First, things that I liked: This novel consists of an extensive description of the non-broom flying variety of witches that are far more real in this world than the other kind seen on Halloween. The author either did extensive research or had friends do research to be this exacting in his descriptions. Either that, or the author is in fact a witch; I kid you not.
Jesus Christ makes the occasional appearance as a comparative idea as the main character attempts to construct a more perfect religion. So, if you want a crash course on witch life, this would be the book. It is, I believe based on New Hope, Pennsylvania, and the town in the novel is called, Hope Springs, Pennsylvania. Certain details of the fictional town, match up perfectly with the real town of New Hope. It is certainly colorful and the author brings the imagery of what he describes to life. You can almost hear the rushing of the water, the creaking of the trees, and smell the sulfur when it appears in the story. The author has talent in this area.
What I did not like is that this is not a male/male romance novel. In fact, the boyfriend of the main character dies during the course of the story in the town that has become an obsession for Seth. From that respect, this is not an HEA novel by any stretch of the imagination.
The main character regresses into his past lives and finds he is the ten year old victim of sexual abuse by his own father who plays a part in the modern day of Seth’s world. I’m concerned that there is a little too much detail on the abuse and may violate child pornography standards in some legal jurisdictions and am frankly surprised that a publisher, published this work as is. As a Judicial Officer in real life, I was called on more than once by the police to determine whether or not written and or visual “artistry” violated those standards. While I do not say that this is the case here, I urge caution to those who would purchase this work as it could very well be adjudged as such by local standard.
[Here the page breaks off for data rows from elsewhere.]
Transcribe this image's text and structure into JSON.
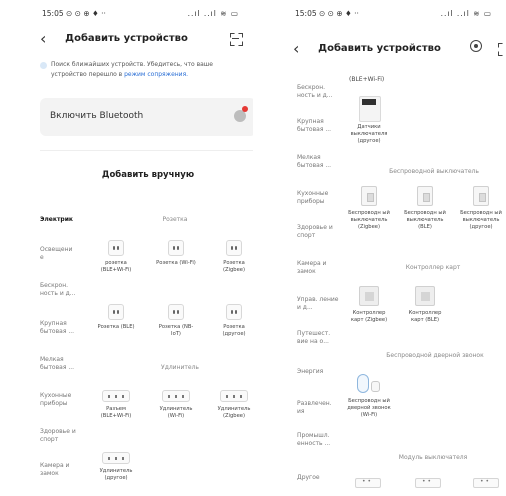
{
  "left": {
    "status": {
      "time": "15:05 ⊙ ⊙ ⊕ ♦ ··",
      "sys": "..ıl ..ıl ≋ ▭"
    },
    "title": "Добавить устройство",
    "notice_text": "Поиск ближайших устройств. Убедитесь, что ваше устройство перешло в",
    "notice_link": "режим сопряжения.",
    "bluetooth_label": "Включить Bluetooth",
    "manual_title": "Добавить вручную",
    "sidebar": [
      "Электрик",
      "Освещени е",
      "Бескрон. ность и д...",
      "Крупная бытовая ...",
      "Мелкая бытовая ...",
      "Кухонные приборы",
      "Здоровье и спорт",
      "Камера и замок"
    ],
    "sections": {
      "socket": "Розетка",
      "extender": "Удлинитель"
    },
    "devices": [
      {
        "label": "розетка (BLE+Wi-Fi)"
      },
      {
        "label": "Розетка (Wi-Fi)"
      },
      {
        "label": "Розетка (Zigbee)"
      },
      {
        "label": "Розетка (BLE)"
      },
      {
        "label": "Розетка (NB-IoT)"
      },
      {
        "label": "Розетка (другое)"
      },
      {
        "label": "Разъем (BLE+Wi-Fi)"
      },
      {
        "label": "Удлинитель (Wi-Fi)"
      },
      {
        "label": "Удлинитель (Zigbee)"
      },
      {
        "label": "Удлинитель (другое)"
      }
    ]
  },
  "right": {
    "status": {
      "time": "15:05 ⊙ ⊙ ⊕ ♦ ··",
      "sys": "..ıl ..ıl ≋ ▭"
    },
    "title": "Добавить устройство",
    "sidebar": [
      "Бескрон. ность и д...",
      "Крупная бытовая ...",
      "Мелкая бытовая ...",
      "Кухонные приборы",
      "Здоровье и спорт",
      "Камера и замок",
      "Управ. ление и д...",
      "Путешест. вие на о...",
      "Энергия",
      "Развлечен. ия",
      "Промышл. енность ...",
      "Другое"
    ],
    "top_caption": "(BLE+Wi-Fi)",
    "hub_label": "Датчики выключателя (другое)",
    "sections": {
      "wireless_switch": "Беспроводной выключатель",
      "scene": "Контроллер карт",
      "doorbell": "Беспроводной дверной звонок",
      "switch_module": "Модуль выключателя"
    },
    "wireless_devices": [
      {
        "label": "Беспроводн ый выключатель (Zigbee)"
      },
      {
        "label": "Беспроводн ый выключатель (BLE)"
      },
      {
        "label": "Беспроводн ый выключатель (другое)"
      }
    ],
    "scene_devices": [
      {
        "label": "Контроллер карт (Zigbee)"
      },
      {
        "label": "Контроллер карт (BLE)"
      }
    ],
    "doorbell_devices": [
      {
        "label": "Беспроводн ый дверной звонок (Wi-Fi)"
      }
    ]
  }
}
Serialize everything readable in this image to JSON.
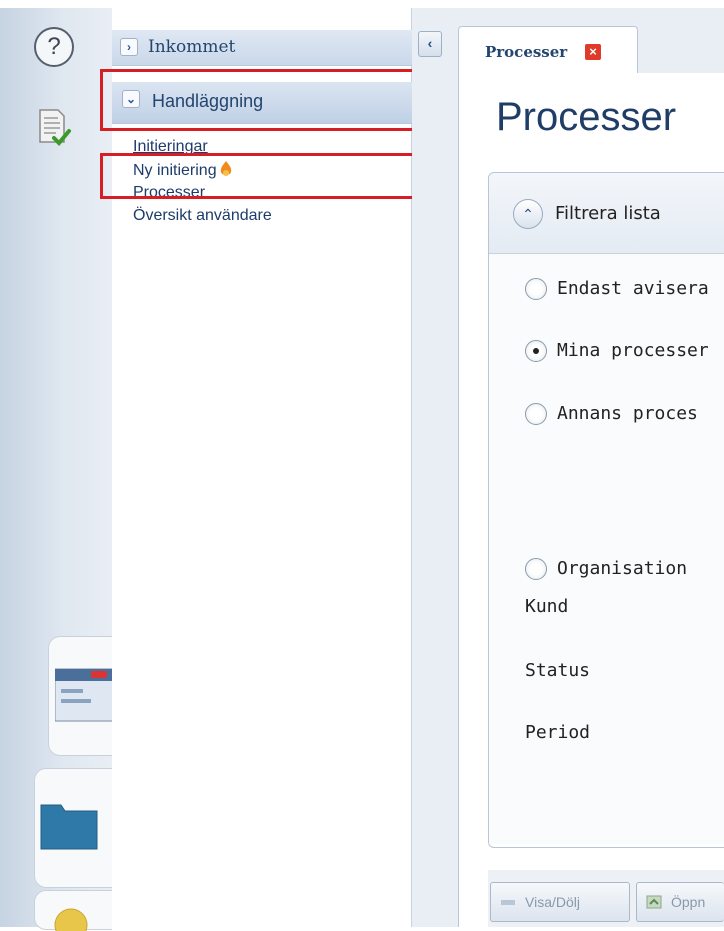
{
  "rail": {
    "help_symbol": "?",
    "icons": [
      "help-icon",
      "document-check-icon",
      "window-icon",
      "folder-icon",
      "circle-icon"
    ]
  },
  "nav": {
    "sections": [
      {
        "label": "Inkommet",
        "expanded": false
      },
      {
        "label": "Handläggning",
        "expanded": true
      }
    ],
    "links": [
      "Initieringar",
      "Ny initiering",
      "Processer",
      "Översikt användare"
    ]
  },
  "tab": {
    "label": "Processer"
  },
  "page": {
    "title": "Processer"
  },
  "filter": {
    "toggle_label": "Filtrera lista",
    "options": [
      {
        "label": "Endast avisera",
        "checked": false
      },
      {
        "label": "Mina processer",
        "checked": true
      },
      {
        "label": "Annans proces",
        "checked": false
      },
      {
        "label": "Organisation",
        "checked": false
      }
    ],
    "fields": [
      "Kund",
      "Status",
      "Period"
    ]
  },
  "buttons": {
    "toggle": "Visa/Dölj",
    "open": "Öppn"
  },
  "colors": {
    "highlight": "#d81e25",
    "nav_text": "#1d3c6b",
    "title": "#1f3d66"
  }
}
I would highly recommend to the author and publisher that those scenes be amended.
All in all, this book in my opinion, and after all, that is all a review is, but the single opinion of the person reading a book, or viewing an artist’s work is, that the book is too long, too bogged down in Witch details, and totally lacking of any romance in the entire work.
By all means, with the legal caution exception, this would be an entertaining book to those looking for a book about witches and covens.